"insekten in bernstein"

Zu Jan Wagners lyrischen Probebohrungen

Von Ron WinklerRSS-Newsfeed neuer Artikel von Ron Winkler

Besprochene Bücher / Literaturhinweise

Eine Probebohrung geht in die Tiefe. Sie zeigt den Charakter des Durchdrungenen auf, ohne ihn zu beeinträchtigen. Sie beobachtet, aber hinterfragt die Dinge nicht. Sie ist ihre eigene Annahme. Und vor allem ist sie in der Entscheidung frei, weiter zu gehen.

"Probebohrung im Himmel" heißt der erste Gedichtband von Jan Wagner. Benannt nach einer Zeile, in der zwei Windräder sich wie beiläufig in einen göttlichen Himmel drehen. "gott hielt den atem an", schließt der Text, und es ist auch der Dichter, der hier staunend verharrt.

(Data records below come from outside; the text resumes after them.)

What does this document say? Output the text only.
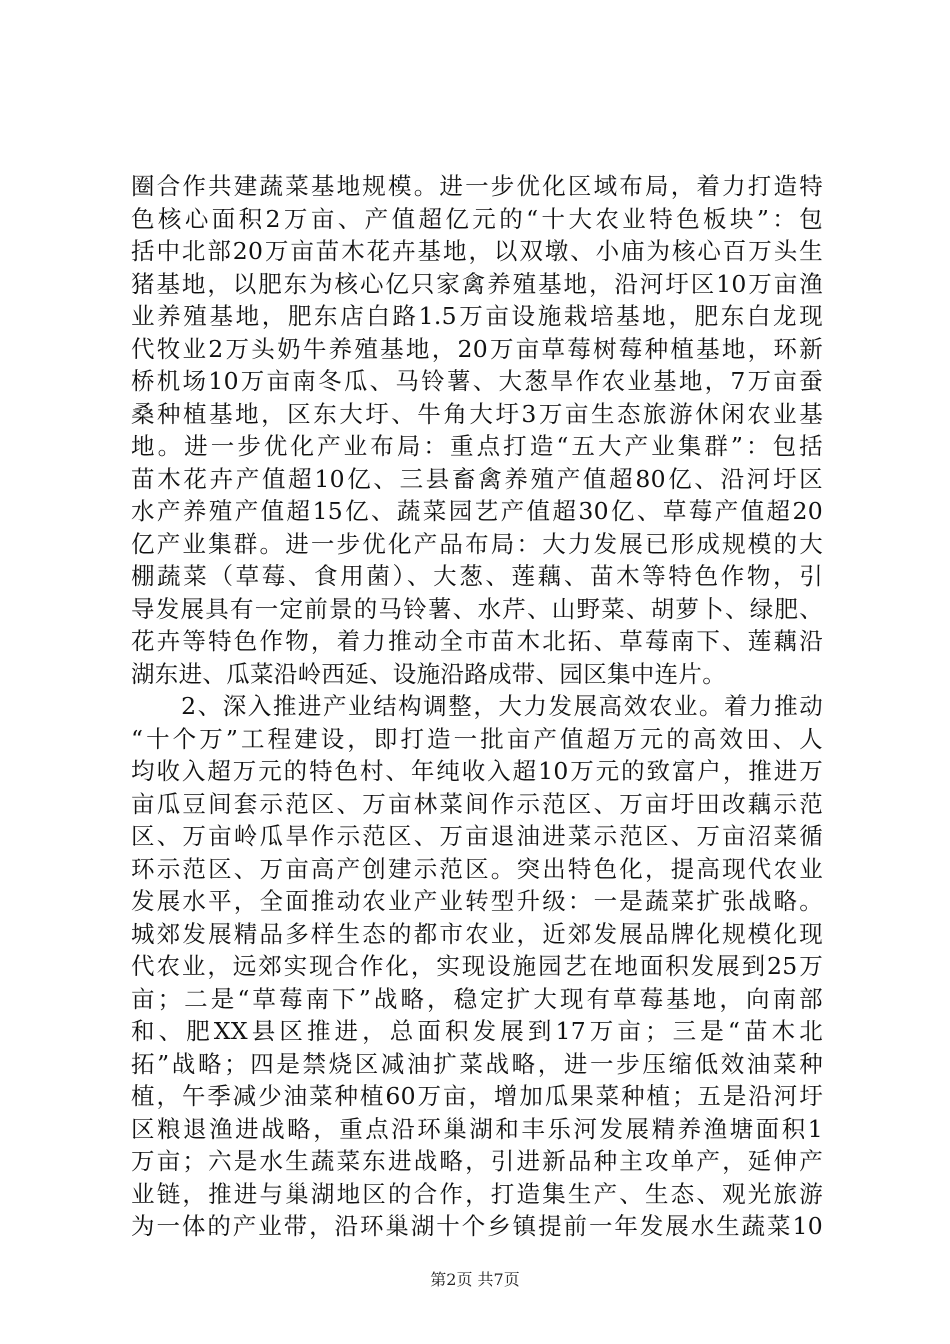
圈合作共建蔬菜基地规模。进一步优化区域布局，着力打造特
色核心面积2万亩、产值超亿元的“十大农业特色板块”：包
括中北部20万亩苗木花卉基地，以双墩、小庙为核心百万头生
猪基地，以肥东为核心亿只家禽养殖基地，沿河圩区10万亩渔
业养殖基地，肥东店白路1.5万亩设施栽培基地，肥东白龙现
代牧业2万头奶牛养殖基地，20万亩草莓树莓种植基地，环新
桥机场10万亩南冬瓜、马铃薯、大葱旱作农业基地，7万亩蚕
桑种植基地，区东大圩、牛角大圩3万亩生态旅游休闲农业基
地。进一步优化产业布局：重点打造“五大产业集群”：包括
苗木花卉产值超10亿、三县畜禽养殖产值超80亿、沿河圩区
水产养殖产值超15亿、蔬菜园艺产值超30亿、草莓产值超20
亿产业集群。进一步优化产品布局：大力发展已形成规模的大
棚蔬菜（草莓、食用菌）、大葱、莲藕、苗木等特色作物，引
导发展具有一定前景的马铃薯、水芹、山野菜、胡萝卜、绿肥、
花卉等特色作物，着力推动全市苗木北拓、草莓南下、莲藕沿
湖东进、瓜菜沿岭西延、设施沿路成带、园区集中连片。
　　2、深入推进产业结构调整，大力发展高效农业。着力推动
“十个万”工程建设，即打造一批亩产值超万元的高效田、人
均收入超万元的特色村、年纯收入超10万元的致富户，推进万
亩瓜豆间套示范区、万亩林菜间作示范区、万亩圩田改藕示范
区、万亩岭瓜旱作示范区、万亩退油进菜示范区、万亩沼菜循
环示范区、万亩高产创建示范区。突出特色化，提高现代农业
发展水平，全面推动农业产业转型升级：一是蔬菜扩张战略。
城郊发展精品多样生态的都市农业，近郊发展品牌化规模化现
代农业，远郊实现合作化，实现设施园艺在地面积发展到25万
亩；二是“草莓南下”战略，稳定扩大现有草莓基地，向南部
和、肥XX县区推进，总面积发展到17万亩；三是“苗木北
拓”战略；四是禁烧区减油扩菜战略，进一步压缩低效油菜种
植，午季减少油菜种植60万亩，增加瓜果菜种植；五是沿河圩
区粮退渔进战略，重点沿环巢湖和丰乐河发展精养渔塘面积1
万亩；六是水生蔬菜东进战略，引进新品种主攻单产，延伸产
业链，推进与巢湖地区的合作，打造集生产、生态、观光旅游
为一体的产业带，沿环巢湖十个乡镇提前一年发展水生蔬菜10
第2页 共7页
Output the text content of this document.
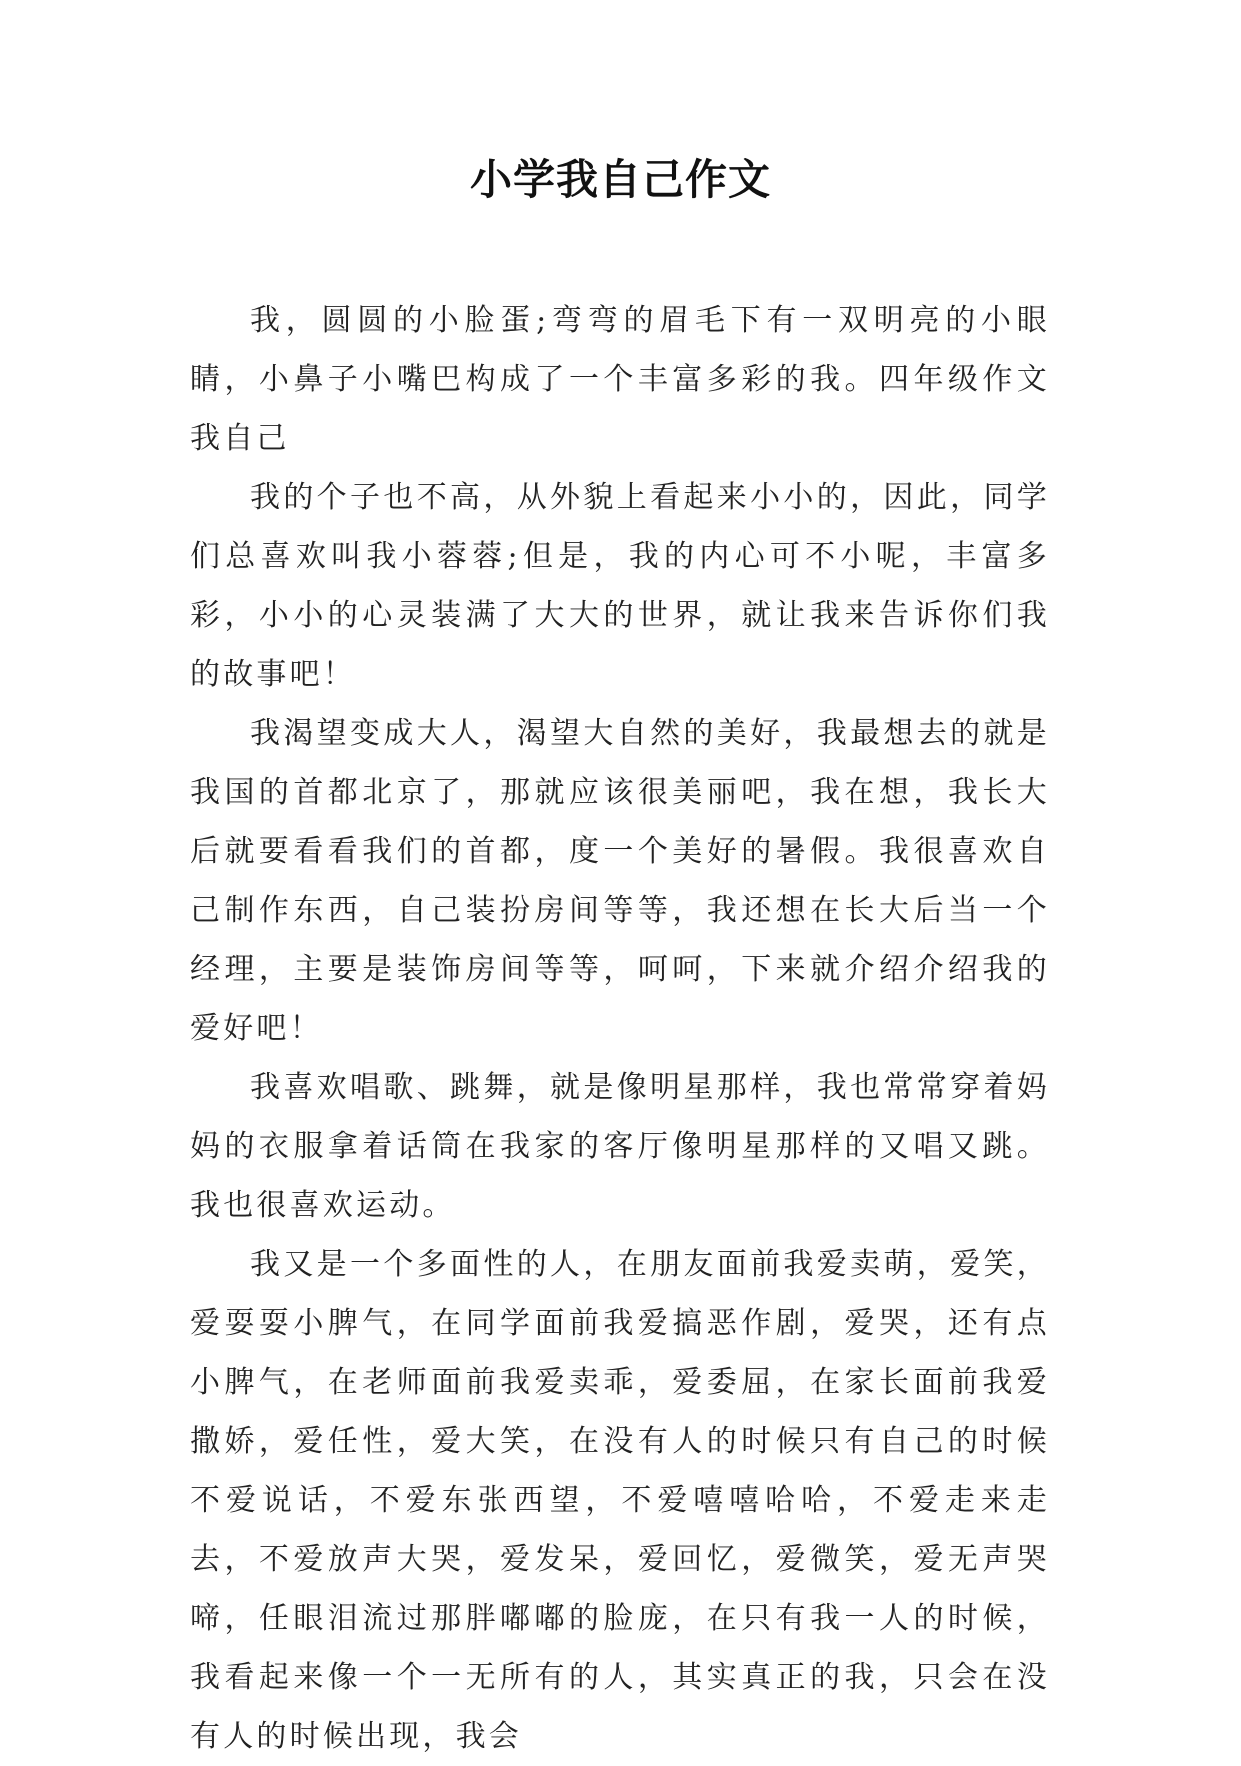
小学我自己作文

我，圆圆的小脸蛋;弯弯的眉毛下有一双明亮的小眼睛，小鼻子小嘴巴构成了一个丰富多彩的我。四年级作文我自己

我的个子也不高，从外貌上看起来小小的，因此，同学们总喜欢叫我小蓉蓉;但是，我的内心可不小呢，丰富多彩，小小的心灵装满了大大的世界，就让我来告诉你们我的故事吧！

我渴望变成大人，渴望大自然的美好，我最想去的就是我国的首都北京了，那就应该很美丽吧，我在想，我长大后就要看看我们的首都，度一个美好的暑假。我很喜欢自己制作东西，自己装扮房间等等，我还想在长大后当一个经理，主要是装饰房间等等，呵呵，下来就介绍介绍我的爱好吧！

我喜欢唱歌、跳舞，就是像明星那样，我也常常穿着妈妈的衣服拿着话筒在我家的客厅像明星那样的又唱又跳。我也很喜欢运动。

我又是一个多面性的人，在朋友面前我爱卖萌，爱笑，爱耍耍小脾气，在同学面前我爱搞恶作剧，爱哭，还有点小脾气，在老师面前我爱卖乖，爱委屈，在家长面前我爱撒娇，爱任性，爱大笑，在没有人的时候只有自己的时候不爱说话，不爱东张西望，不爱嘻嘻哈哈，不爱走来走去，不爱放声大哭，爱发呆，爱回忆，爱微笑，爱无声哭啼，任眼泪流过那胖嘟嘟的脸庞，在只有我一人的时候，我看起来像一个一无所有的人，其实真正的我，只会在没有人的时候出现，我会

Jan Wagners Gedichte evozieren eine weihevolle Stimmung, die aber nicht mit Sakramentalität zu verwechseln ist. Sie zeigen eine grundsätzliche Liebe zu den Dingen. Dem Dichter Jan Wagner liegt das land still, und er nimmt es höchst sensitiv in seine Feder. Sanft tastend gelingen dieser Lyrik äußerst feingliedrige Annäherungen an die jeweilige Umgebung.

Schale um Schale wird abgezogen von dem, was unscheinbar wirkt und flüchtig. Jan Wagner ist einer, der sich in eine Stille hineinvertiefen kann, um darin ein Flüstern zu finden und es aufzurufen. Es gilt ihm, Unvermutetes zu finden im Beiläufigen. Um das Beglückende einer Randerscheinung festzuhalten.

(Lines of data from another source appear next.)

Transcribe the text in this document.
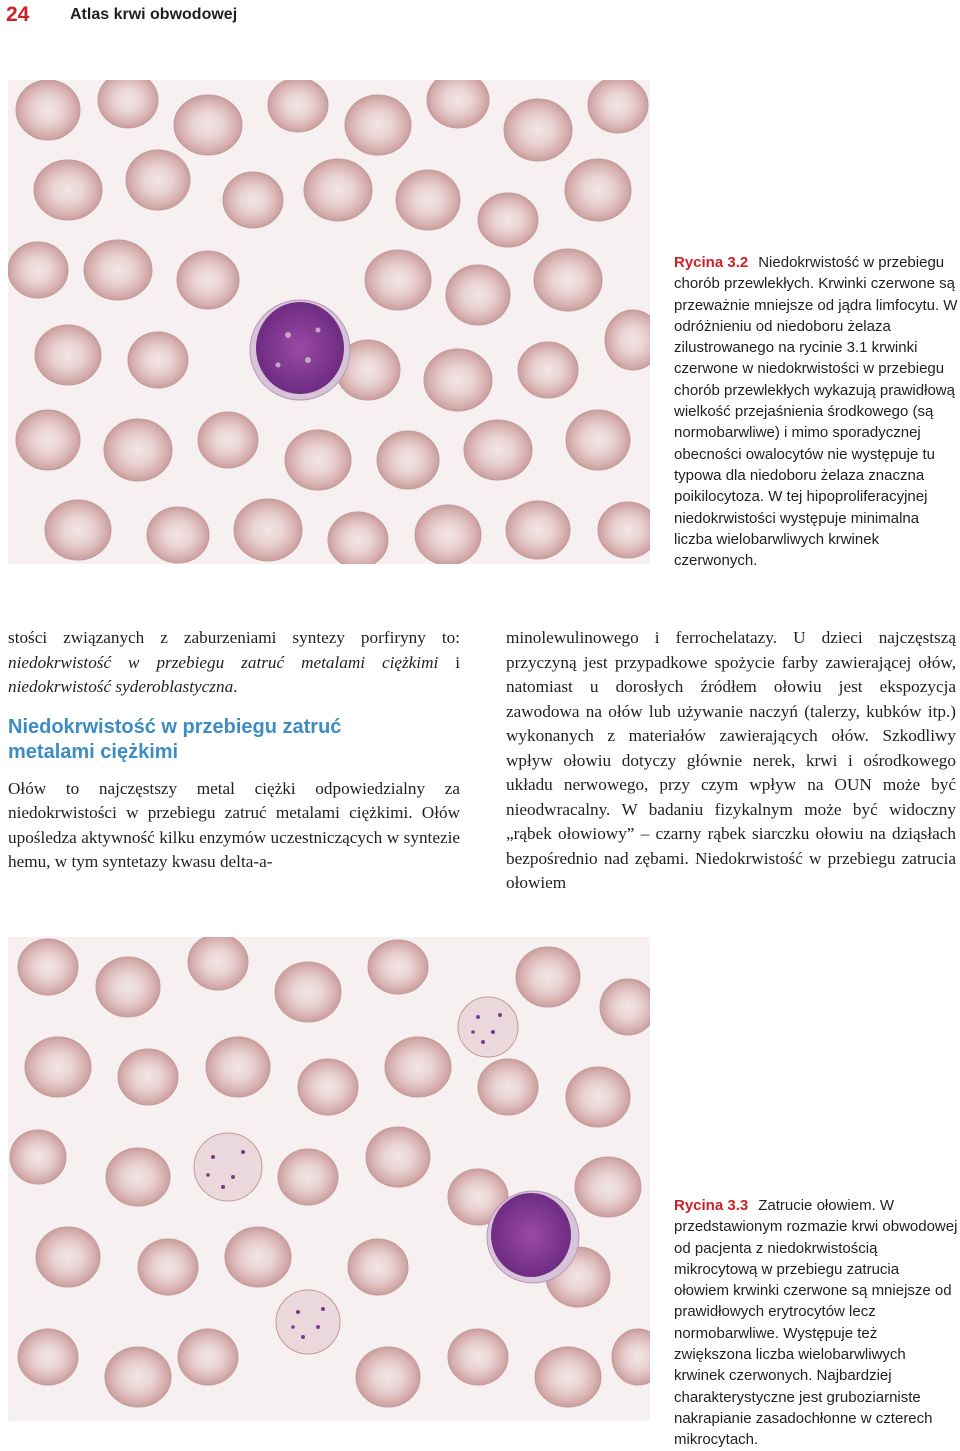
24	Atlas krwi obwodowej
Rycina 3.2 Niedokrwistość w przebiegu chorób przewlekłych. Krwinki czerwone są przeważnie mniejsze od jądra limfocytu. W odróżnieniu od niedoboru żelaza zilustrowanego na rycinie 3.1 krwinki czerwone w niedokrwistości w przebiegu chorób przewlekłych wykazują prawidłową wielkość przejaśnienia środkowego (są normobarwliwe) i mimo sporadycznej obecności owalocytów nie występuje tu typowa dla niedoboru żelaza znaczna poikilocytoza. W tej hipoproliferacyjnej niedokrwistości występuje minimalna liczba wielobarwliwych krwinek czerwonych.

stości związanych z zaburzeniami syntezy porfiryny to: niedokrwistość w przebiegu zatruć metalami ciężkimi i niedokrwistość syderoblastyczna.

Niedokrwistość w przebiegu zatruć
metalami ciężkimi

Ołów to najczęstszy metal ciężki odpowiedzialny za niedokrwistości w przebiegu zatruć metalami ciężkimi. Ołów upośledza aktywność kilku enzymów uczestniczących w syntezie hemu, w tym syntetazy kwasu delta-a-

minolewulinowego i ferrochelatazy. U dzieci najczęstszą przyczyną jest przypadkowe spożycie farby zawierającej ołów, natomiast u dorosłych źródłem ołowiu jest ekspozycja zawodowa na ołów lub używanie naczyń (talerzy, kubków itp.) wykonanych z materiałów zawierających ołów. Szkodliwy wpływ ołowiu dotyczy głównie nerek, krwi i ośrodkowego układu nerwowego, przy czym wpływ na OUN może być nieodwracalny. W badaniu fizykalnym może być widoczny „rąbek ołowiowy” – czarny rąbek siarczku ołowiu na dziąsłach bezpośrednio nad zębami. Niedokrwistość w przebiegu zatrucia ołowiem

Rycina 3.3 Zatrucie ołowiem. W przedstawionym rozmazie krwi obwodowej od pacjenta z niedokrwistością mikrocytową w przebiegu zatrucia ołowiem krwinki czerwone są mniejsze od prawidłowych erytrocytów lecz normobarwliwe. Występuje też zwiększona liczba wielobarwliwych krwinek czerwonych. Najbardziej charakterystyczne jest gruboziarniste nakrapianie zasadochłonne w czterech mikrocytach.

Daraus entstehen charmante Gemälde. In den kretischen skizzen erscheint die Erfahrung eines südlichen Sommers nahezu aquarelliert. Das heißt nicht, dass hier das Schreiben verwässert wäre. Nur befinden sich Wagners Betrachtungen jenseits aller Übertreibung: "anderntags das licht, klar wie das glas/ einer lupe unter der du dich bewegst/ mit deinem kleinen nordischen geheimnis.// an schneebedeckten gipfeln adler, die/ mit ehrfurcht die große vertikale umkreisen./ zwischen der blühenden pracht am boden siehst du// ameisen nervöse ketten bilden:/ die sonne am himmel. der glimmende punkt im papier."

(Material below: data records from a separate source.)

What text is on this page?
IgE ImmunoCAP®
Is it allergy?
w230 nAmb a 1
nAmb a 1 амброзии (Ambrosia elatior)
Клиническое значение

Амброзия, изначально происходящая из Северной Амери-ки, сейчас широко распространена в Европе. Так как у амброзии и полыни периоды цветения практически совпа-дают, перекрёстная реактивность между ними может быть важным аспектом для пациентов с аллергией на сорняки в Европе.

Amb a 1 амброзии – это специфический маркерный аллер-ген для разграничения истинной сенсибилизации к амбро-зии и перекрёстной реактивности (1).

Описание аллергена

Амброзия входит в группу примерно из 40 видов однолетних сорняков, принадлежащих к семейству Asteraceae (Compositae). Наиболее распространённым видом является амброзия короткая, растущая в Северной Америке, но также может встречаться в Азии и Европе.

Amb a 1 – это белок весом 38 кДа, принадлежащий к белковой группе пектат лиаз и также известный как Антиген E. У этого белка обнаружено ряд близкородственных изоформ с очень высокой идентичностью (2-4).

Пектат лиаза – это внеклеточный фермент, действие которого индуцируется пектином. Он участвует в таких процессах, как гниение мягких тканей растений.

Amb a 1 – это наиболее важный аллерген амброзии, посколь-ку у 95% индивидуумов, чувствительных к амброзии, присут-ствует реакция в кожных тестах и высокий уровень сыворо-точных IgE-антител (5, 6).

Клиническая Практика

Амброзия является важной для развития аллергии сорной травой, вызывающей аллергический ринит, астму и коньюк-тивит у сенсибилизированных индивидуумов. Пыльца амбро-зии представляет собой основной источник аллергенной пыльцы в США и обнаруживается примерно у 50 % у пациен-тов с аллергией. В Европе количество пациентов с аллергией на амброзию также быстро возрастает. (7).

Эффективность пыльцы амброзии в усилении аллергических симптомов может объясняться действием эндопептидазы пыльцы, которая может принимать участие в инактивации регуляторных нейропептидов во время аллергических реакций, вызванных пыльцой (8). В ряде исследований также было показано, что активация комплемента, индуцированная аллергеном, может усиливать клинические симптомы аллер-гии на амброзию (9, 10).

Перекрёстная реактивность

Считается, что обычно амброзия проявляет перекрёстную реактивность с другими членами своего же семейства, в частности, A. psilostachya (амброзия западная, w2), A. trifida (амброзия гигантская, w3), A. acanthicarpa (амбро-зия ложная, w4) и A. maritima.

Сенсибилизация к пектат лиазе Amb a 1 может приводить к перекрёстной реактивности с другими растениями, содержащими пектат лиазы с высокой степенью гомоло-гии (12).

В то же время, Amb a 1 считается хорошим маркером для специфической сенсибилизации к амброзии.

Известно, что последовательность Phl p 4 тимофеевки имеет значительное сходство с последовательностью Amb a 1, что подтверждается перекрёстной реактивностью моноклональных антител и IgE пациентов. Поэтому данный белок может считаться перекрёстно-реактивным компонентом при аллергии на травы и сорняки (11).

Allen Ginsberg sang von der Heiligkeit alles Seienden. Jan Wagner, im Ansatz natürlich anders, steht ebenfalls für das Großartige noch des Unbedeutendsten ein. Weil ihm nichts bedeutungslos ist. So bildet er Breviers an den Wunderbarkeiten des Seins. Der Autor, gänzlich unentfremdet, findet Champignons als Boten einer Sehnsucht in die Vergangenheit, sieht in Espressos "kleine enklaven/ von nacht" oder entdeckt im Fruchtfleisch von Melonen ein süßes Königreich.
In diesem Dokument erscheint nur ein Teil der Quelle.